If you need money, but cannot afford to pay immediately, consider taking out a lawsuit loan. This type of loan can help tide you over until the case proceeds or, in the event of a default, a judgment.
However, these loans are usually not a good choice if you’re not able to pay for living expenses during a lawsuit. Here are some of the reasons why:
- Not every case will qualify for a pre-settlement lawsuit loan.
- Lawsuit loans can be expensive.
- They are not always regulated like traditional loan types.
- It can be hard to locate a reputable lender to work with.
Consumer groups have been vocal about their opposition to lawsuit loans. This is because they believe this type of loan can encourage more lawsuits, which could result in higher settlements. Some of the groups that oppose lawsuit loans are composed of business groups and insurance companies.
What Are Lawsuit Loans?
Getting into a lawsuit can be a challenging and time-consuming process. It can also affect your financial situation if you lose income or face unforeseen expenses. If you’re in this situation, then a lawsuit loan can help you get through the process while still keeping your financial situation under control.
Advantages of Lawsuit Loans
There are multiple benefits of considering a lawsuit loan. The first is that it can help cover your expenses for a while. You can use the money to make car payments, mortgage payments and medical bills while your lawsuit is settling.
The next benefit is that litigation loans may help you get a better settlement offer. If you’re not sure how much money you should receive or how long the lawsuit will last, taking out a loan can help you delay the decision-making process.
A lawsuit loan can also help relieve financial stress. If the defendant is not offering a fair settlement, this type of loan can give you the financial muscle to go to trial.
Disadvantages of Lawsuit Loans
When the settlement or judgment proceeds are used to pay the loan, you’ll pay the full amount back. This means that you won’t have to pay more than the amount borrowed. Usually, it takes a couple of years for a lawsuit to settle. If the settlement proceeds are less than the amount borrowed, the interest rate on the loan can run between 27% and 60%. This means the monthly payment is higher than the amount borrowed.
If possible, avoid taking out a lawsuit loan. It can save you a lot of money in the long run. You can also borrow from other sources, such as insurance proceeds or disability payments. If you have a home and a 401(k) account, this type of loan is probably not a good idea.

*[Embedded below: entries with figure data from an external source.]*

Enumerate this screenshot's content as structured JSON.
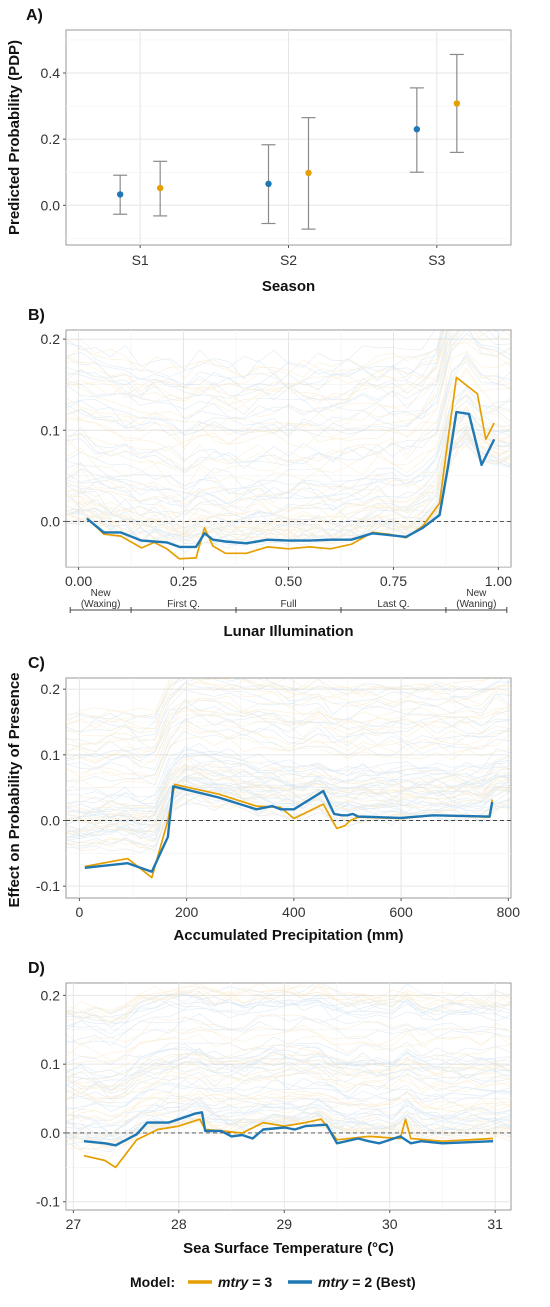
{
  "colors": {
    "model_a": "#E69F00",
    "model_b": "#1F78B4",
    "errorbar": "#8a8a8a",
    "ice_a": "#F2C572",
    "ice_b": "#8EB8D8"
  },
  "y_title_shared": "Effect on Probability of Presence",
  "legend": {
    "title": "Model:",
    "items": [
      {
        "key": "mtry3",
        "name": "mtry",
        "suffix": " = 3",
        "color": "#E69F00"
      },
      {
        "key": "mtry2",
        "name": "mtry",
        "suffix": " = 2 (Best)",
        "color": "#1F78B4"
      }
    ]
  },
  "chart_data": [
    {
      "id": "A",
      "tag": "A)",
      "type": "scatter",
      "xlabel": "Season",
      "ylabel": "Predicted Probability (PDP)",
      "categories": [
        "S1",
        "S2",
        "S3"
      ],
      "ylim": [
        -0.12,
        0.53
      ],
      "yticks": [
        0.0,
        0.2,
        0.4
      ],
      "ytick_labels": [
        "0.0",
        "0.2",
        "0.4"
      ],
      "grid": true,
      "series": [
        {
          "key": "mtry2",
          "values": [
            0.033,
            0.065,
            0.23
          ],
          "lower": [
            -0.027,
            -0.055,
            0.1
          ],
          "upper": [
            0.091,
            0.183,
            0.355
          ]
        },
        {
          "key": "mtry3",
          "values": [
            0.052,
            0.098,
            0.308
          ],
          "lower": [
            -0.032,
            -0.072,
            0.16
          ],
          "upper": [
            0.133,
            0.265,
            0.456
          ]
        }
      ]
    },
    {
      "id": "B",
      "tag": "B)",
      "type": "line",
      "xlabel": "Lunar Illumination",
      "xlim": [
        -0.03,
        1.03
      ],
      "ylim": [
        -0.05,
        0.21
      ],
      "xticks": [
        0.0,
        0.25,
        0.5,
        0.75,
        1.0
      ],
      "xtick_labels": [
        "0.00",
        "0.25",
        "0.50",
        "0.75",
        "1.00"
      ],
      "yticks": [
        0.0,
        0.1,
        0.2
      ],
      "ytick_labels": [
        "0.0",
        "0.1",
        "0.2"
      ],
      "phases": [
        {
          "label": [
            "New",
            "(Waxing)"
          ],
          "from": -0.02,
          "to": 0.125
        },
        {
          "label": [
            "First Q."
          ],
          "from": 0.125,
          "to": 0.375
        },
        {
          "label": [
            "Full"
          ],
          "from": 0.375,
          "to": 0.625
        },
        {
          "label": [
            "Last Q."
          ],
          "from": 0.625,
          "to": 0.875
        },
        {
          "label": [
            "New",
            "(Waning)"
          ],
          "from": 0.875,
          "to": 1.02
        }
      ],
      "series": [
        {
          "key": "mtry3",
          "x": [
            0.02,
            0.06,
            0.1,
            0.15,
            0.18,
            0.21,
            0.24,
            0.28,
            0.3,
            0.32,
            0.35,
            0.4,
            0.45,
            0.5,
            0.55,
            0.6,
            0.65,
            0.7,
            0.74,
            0.78,
            0.82,
            0.86,
            0.88,
            0.9,
            0.95,
            0.97,
            0.99
          ],
          "y": [
            0.004,
            -0.014,
            -0.016,
            -0.029,
            -0.023,
            -0.03,
            -0.041,
            -0.04,
            -0.007,
            -0.027,
            -0.035,
            -0.035,
            -0.028,
            -0.03,
            -0.028,
            -0.03,
            -0.025,
            -0.012,
            -0.014,
            -0.018,
            -0.005,
            0.02,
            0.09,
            0.158,
            0.14,
            0.09,
            0.108
          ]
        },
        {
          "key": "mtry2",
          "x": [
            0.02,
            0.06,
            0.1,
            0.15,
            0.18,
            0.21,
            0.24,
            0.28,
            0.3,
            0.32,
            0.35,
            0.4,
            0.45,
            0.5,
            0.55,
            0.6,
            0.65,
            0.7,
            0.74,
            0.78,
            0.82,
            0.86,
            0.88,
            0.9,
            0.93,
            0.96,
            0.99
          ],
          "y": [
            0.003,
            -0.012,
            -0.012,
            -0.021,
            -0.022,
            -0.023,
            -0.028,
            -0.028,
            -0.013,
            -0.02,
            -0.022,
            -0.024,
            -0.02,
            -0.021,
            -0.021,
            -0.02,
            -0.02,
            -0.013,
            -0.015,
            -0.017,
            -0.007,
            0.007,
            0.06,
            0.12,
            0.118,
            0.062,
            0.09
          ]
        }
      ]
    },
    {
      "id": "C",
      "tag": "C)",
      "type": "line",
      "xlabel": "Accumulated Precipitation (mm)",
      "xlim": [
        -25,
        805
      ],
      "ylim": [
        -0.118,
        0.217
      ],
      "xticks": [
        0,
        200,
        400,
        600,
        800
      ],
      "xtick_labels": [
        "0",
        "200",
        "400",
        "600",
        "800"
      ],
      "yticks": [
        -0.1,
        0.0,
        0.1,
        0.2
      ],
      "ytick_labels": [
        "-0.1",
        "0.0",
        "0.1",
        "0.2"
      ],
      "series": [
        {
          "key": "mtry3",
          "x": [
            10,
            90,
            135,
            165,
            178,
            260,
            330,
            375,
            400,
            455,
            480,
            495,
            505,
            520,
            600,
            660,
            765,
            770
          ],
          "y": [
            -0.07,
            -0.058,
            -0.087,
            0.0,
            0.055,
            0.04,
            0.022,
            0.02,
            0.003,
            0.025,
            -0.012,
            -0.008,
            0.0,
            0.005,
            0.003,
            0.008,
            0.005,
            0.032
          ]
        },
        {
          "key": "mtry2",
          "x": [
            10,
            90,
            135,
            165,
            175,
            260,
            330,
            360,
            375,
            400,
            455,
            475,
            490,
            500,
            510,
            520,
            600,
            660,
            765,
            770
          ],
          "y": [
            -0.072,
            -0.065,
            -0.078,
            -0.025,
            0.052,
            0.035,
            0.017,
            0.022,
            0.017,
            0.017,
            0.045,
            0.01,
            0.008,
            0.008,
            0.01,
            0.006,
            0.004,
            0.008,
            0.006,
            0.028
          ]
        }
      ]
    },
    {
      "id": "D",
      "tag": "D)",
      "type": "line",
      "xlabel": "Sea Surface Temperature (°C)",
      "xlim": [
        26.93,
        31.15
      ],
      "ylim": [
        -0.112,
        0.218
      ],
      "xticks": [
        27,
        28,
        29,
        30,
        31
      ],
      "xtick_labels": [
        "27",
        "28",
        "29",
        "30",
        "31"
      ],
      "yticks": [
        -0.1,
        0.0,
        0.1,
        0.2
      ],
      "ytick_labels": [
        "-0.1",
        "0.0",
        "0.1",
        "0.2"
      ],
      "series": [
        {
          "key": "mtry3",
          "x": [
            27.1,
            27.3,
            27.4,
            27.6,
            27.8,
            28.0,
            28.2,
            28.25,
            28.4,
            28.6,
            28.8,
            29.0,
            29.2,
            29.35,
            29.5,
            29.8,
            30.1,
            30.15,
            30.2,
            30.5,
            30.98
          ],
          "y": [
            -0.033,
            -0.04,
            -0.05,
            -0.01,
            0.005,
            0.01,
            0.02,
            0.005,
            0.003,
            0.0,
            0.015,
            0.01,
            0.015,
            0.02,
            -0.01,
            -0.005,
            -0.008,
            0.02,
            -0.008,
            -0.012,
            -0.008
          ]
        },
        {
          "key": "mtry2",
          "x": [
            27.1,
            27.3,
            27.4,
            27.6,
            27.7,
            27.9,
            28.0,
            28.15,
            28.22,
            28.25,
            28.4,
            28.5,
            28.6,
            28.7,
            28.8,
            29.0,
            29.1,
            29.2,
            29.4,
            29.5,
            29.7,
            29.8,
            29.9,
            30.1,
            30.2,
            30.3,
            30.5,
            30.98
          ],
          "y": [
            -0.012,
            -0.015,
            -0.018,
            -0.002,
            0.015,
            0.015,
            0.02,
            0.028,
            0.03,
            0.003,
            0.003,
            -0.005,
            -0.003,
            -0.008,
            0.005,
            0.008,
            0.005,
            0.01,
            0.012,
            -0.015,
            -0.008,
            -0.012,
            -0.015,
            -0.005,
            -0.015,
            -0.012,
            -0.015,
            -0.012
          ]
        }
      ]
    }
  ]
}
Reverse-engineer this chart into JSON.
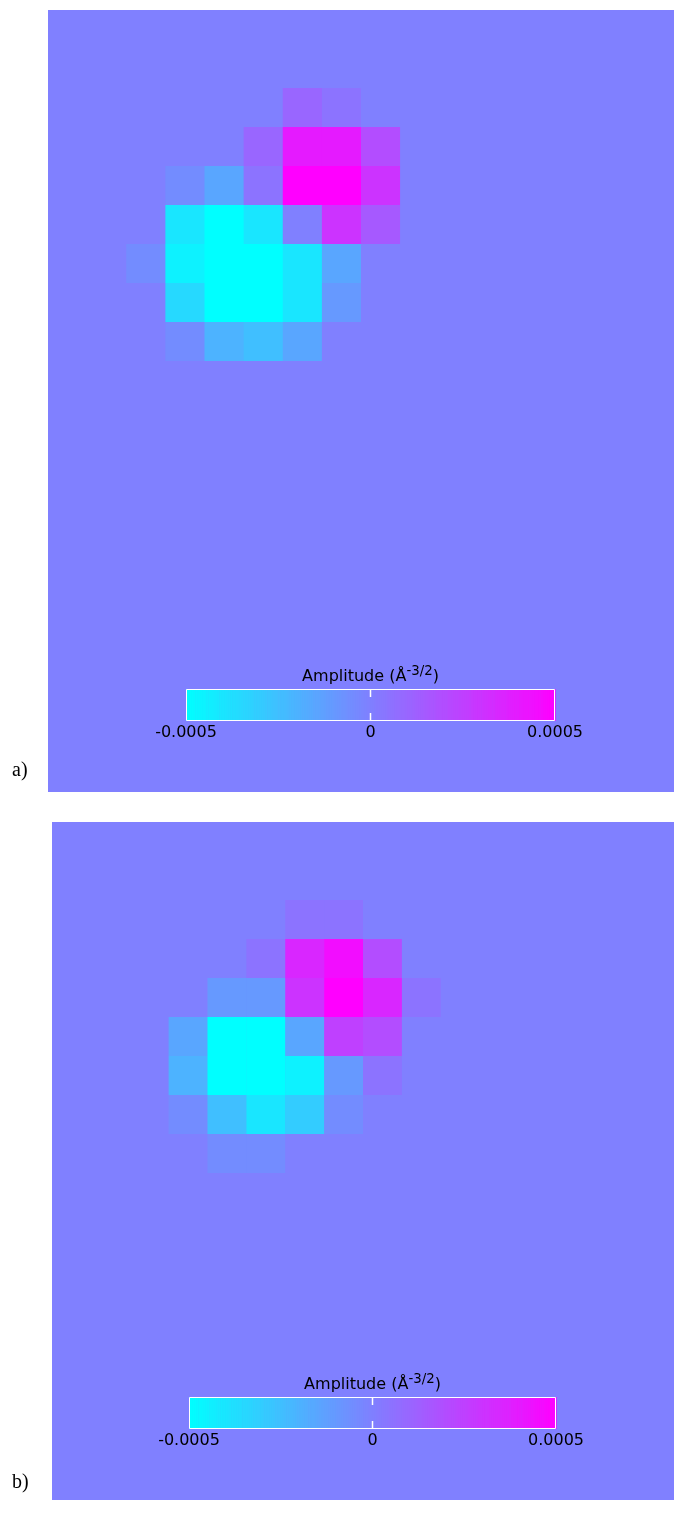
{
  "chart_data": [
    {
      "type": "heatmap",
      "title": "a)",
      "clabel": "Amplitude (Å$^{-3/2}$)",
      "clim": [
        -0.0005,
        0.0005
      ],
      "cticks": [
        -0.0005,
        0,
        0.0005
      ],
      "tick_labels": false,
      "categories": [
        null,
        null,
        null,
        null,
        null,
        null,
        null,
        null,
        null,
        null,
        null,
        null,
        null,
        null,
        null,
        null
      ],
      "y_categories": [
        null,
        null,
        null,
        null,
        null,
        null,
        null,
        null,
        null,
        null,
        null,
        null,
        null,
        null,
        null,
        null,
        null
      ],
      "cells": [
        [
          0,
          0,
          0,
          0,
          0,
          0,
          0,
          0,
          0,
          0,
          0,
          0,
          0,
          0,
          0,
          0
        ],
        [
          0,
          0,
          0,
          0,
          0,
          0,
          0,
          0,
          0,
          0,
          0,
          0,
          0,
          0,
          0,
          0
        ],
        [
          0,
          0,
          0,
          0,
          0,
          0,
          0.0001,
          5e-05,
          0,
          0,
          0,
          0,
          0,
          0,
          0,
          0
        ],
        [
          0,
          0,
          0,
          0,
          0,
          0.0001,
          0.0004,
          0.0004,
          0.0002,
          0,
          0,
          0,
          0,
          0,
          0,
          0
        ],
        [
          0,
          0,
          0,
          -5e-05,
          -0.00015,
          5e-05,
          0.0005,
          0.0005,
          0.0003,
          0,
          0,
          0,
          0,
          0,
          0,
          0
        ],
        [
          0,
          0,
          0,
          -0.0004,
          -0.0005,
          -0.0004,
          0,
          0.0003,
          0.00015,
          0,
          0,
          0,
          0,
          0,
          0,
          0
        ],
        [
          0,
          0,
          -5e-05,
          -0.00045,
          -0.0005,
          -0.0005,
          -0.0004,
          -0.00015,
          0,
          0,
          0,
          0,
          0,
          0,
          0,
          0
        ],
        [
          0,
          0,
          0,
          -0.00035,
          -0.0005,
          -0.0005,
          -0.0004,
          -0.0001,
          0,
          0,
          0,
          0,
          0,
          0,
          0,
          0
        ],
        [
          0,
          0,
          0,
          -5e-05,
          -0.0002,
          -0.00025,
          -0.00015,
          0,
          0,
          0,
          0,
          0,
          0,
          0,
          0,
          0
        ],
        [
          0,
          0,
          0,
          0,
          0,
          0,
          0,
          0,
          0,
          0,
          0,
          0,
          0,
          0,
          0,
          0
        ],
        [
          0,
          0,
          0,
          0,
          0,
          0,
          0,
          0,
          0,
          0,
          0,
          0,
          0,
          0,
          0,
          0
        ],
        [
          0,
          0,
          0,
          0,
          0,
          0,
          0,
          0,
          0,
          0,
          0,
          0,
          0,
          0,
          0,
          0
        ],
        [
          0,
          0,
          0,
          0,
          0,
          0,
          0,
          0,
          0,
          0,
          0,
          0,
          0,
          0,
          0,
          0
        ],
        [
          0,
          0,
          0,
          0,
          0,
          0,
          0,
          0,
          0,
          0,
          0,
          0,
          0,
          0,
          0,
          0
        ],
        [
          0,
          0,
          0,
          0,
          0,
          0,
          0,
          0,
          0,
          0,
          0,
          0,
          0,
          0,
          0,
          0
        ],
        [
          0,
          0,
          0,
          0,
          0,
          0,
          0,
          0,
          0,
          0,
          0,
          0,
          0,
          0,
          0,
          0
        ],
        [
          0,
          0,
          0,
          0,
          0,
          0,
          0,
          0,
          0,
          0,
          0,
          0,
          0,
          0,
          0,
          0
        ]
      ]
    },
    {
      "type": "heatmap",
      "title": "b)",
      "clabel": "Amplitude (Å$^{-3/2}$)",
      "clim": [
        -0.0005,
        0.0005
      ],
      "cticks": [
        -0.0005,
        0,
        0.0005
      ],
      "tick_labels": false,
      "categories": [
        null,
        null,
        null,
        null,
        null,
        null,
        null,
        null,
        null,
        null,
        null,
        null,
        null,
        null,
        null,
        null
      ],
      "y_categories": [
        null,
        null,
        null,
        null,
        null,
        null,
        null,
        null,
        null,
        null,
        null,
        null,
        null,
        null
      ],
      "cells": [
        [
          0,
          0,
          0,
          0,
          0,
          0,
          0,
          0,
          0,
          0,
          0,
          0,
          0,
          0,
          0,
          0
        ],
        [
          0,
          0,
          0,
          0,
          0,
          0,
          0,
          0,
          0,
          0,
          0,
          0,
          0,
          0,
          0,
          0
        ],
        [
          0,
          0,
          0,
          0,
          0,
          0,
          5e-05,
          5e-05,
          0,
          0,
          0,
          0,
          0,
          0,
          0,
          0
        ],
        [
          0,
          0,
          0,
          0,
          0,
          5e-05,
          0.00035,
          0.00045,
          0.0002,
          0,
          0,
          0,
          0,
          0,
          0,
          0
        ],
        [
          0,
          0,
          0,
          0,
          -0.0001,
          -0.0001,
          0.0003,
          0.0005,
          0.00035,
          5e-05,
          0,
          0,
          0,
          0,
          0,
          0
        ],
        [
          0,
          0,
          0,
          -0.00015,
          -0.0005,
          -0.0005,
          -0.00015,
          0.00025,
          0.0002,
          0,
          0,
          0,
          0,
          0,
          0,
          0
        ],
        [
          0,
          0,
          0,
          -0.0002,
          -0.0005,
          -0.0005,
          -0.00045,
          -0.0001,
          5e-05,
          0,
          0,
          0,
          0,
          0,
          0,
          0
        ],
        [
          0,
          0,
          0,
          -5e-05,
          -0.00025,
          -0.0004,
          -0.0003,
          -5e-05,
          0,
          0,
          0,
          0,
          0,
          0,
          0,
          0
        ],
        [
          0,
          0,
          0,
          0,
          -5e-05,
          -5e-05,
          0,
          0,
          0,
          0,
          0,
          0,
          0,
          0,
          0,
          0
        ],
        [
          0,
          0,
          0,
          0,
          0,
          0,
          0,
          0,
          0,
          0,
          0,
          0,
          0,
          0,
          0,
          0
        ],
        [
          0,
          0,
          0,
          0,
          0,
          0,
          0,
          0,
          0,
          0,
          0,
          0,
          0,
          0,
          0,
          0
        ],
        [
          0,
          0,
          0,
          0,
          0,
          0,
          0,
          0,
          0,
          0,
          0,
          0,
          0,
          0,
          0,
          0
        ],
        [
          0,
          0,
          0,
          0,
          0,
          0,
          0,
          0,
          0,
          0,
          0,
          0,
          0,
          0,
          0,
          0
        ],
        [
          0,
          0,
          0,
          0,
          0,
          0,
          0,
          0,
          0,
          0,
          0,
          0,
          0,
          0,
          0,
          0
        ]
      ]
    }
  ]
}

You could end up losing your house to foreclosure if you can’t pay back the loan as agreed.
Only Some Cases Will Qualify for a Lawsuit Loan
Since the loan amount is typically based on the outcome of the lawsuit, the lender only approves applications that are guaranteed to win. Generally, if the outcome of the lawsuit is not favorable, the loan will be declined.
Due to the number of companies that offer lawsuit loans, plaintiffs usually have to go through several companies like JG Wentworth to find one that’s interested in funding their case. You can read more about how JG Wentworth works and their fees here: https://www.cashinyourannuity.com/how-j-g-wentworth-fees-work/
How Are Borrowers Protected by Government Regulations?
The federal and state governments try to prevent people from getting into bad credit by regulating various types of consumer loans. These include student loans, credit card applications and car loans.
Consumer credit is often regulated by controlling how a lender discloses loan terms, by limiting the interest lenders can charge and by setting interest rate limits. States can impose penalties for lenders that charge borrowers unreasonably high rates.
Loan Term Disclosures
The federal government also requires banks and other financial institutions to disclose the terms of a loan. These regulations apply to all types of loans and include the interest rate, monthly payment and other fees that are included in the loan.
Regulations help consumers make informed decisions when it comes to applying for a loan. Unlike other types of loans, lawsuit loans are not subject to the same regulations as other types of lending options.
According to the funding industry, a lawsuit loan is not a traditional loan because it’s not subject to the traditional terms and conditions. Instead, it’s a transaction made using a portion of the settlement or verdict proceeds.
Finding A Reputable Lender
Without proper regulation, it’s difficult to know which companies are operating in the lawsuit loan industry fairly. If you’re dissatisfied with the service provided by a particular company, you might want to consider getting a list of their best practices.
Due to the lack of consumer protections, it’s important to carefully consider the terms of a lawsuit loan before applying. Be sure it is a wise financial decision based on your personal circumstances.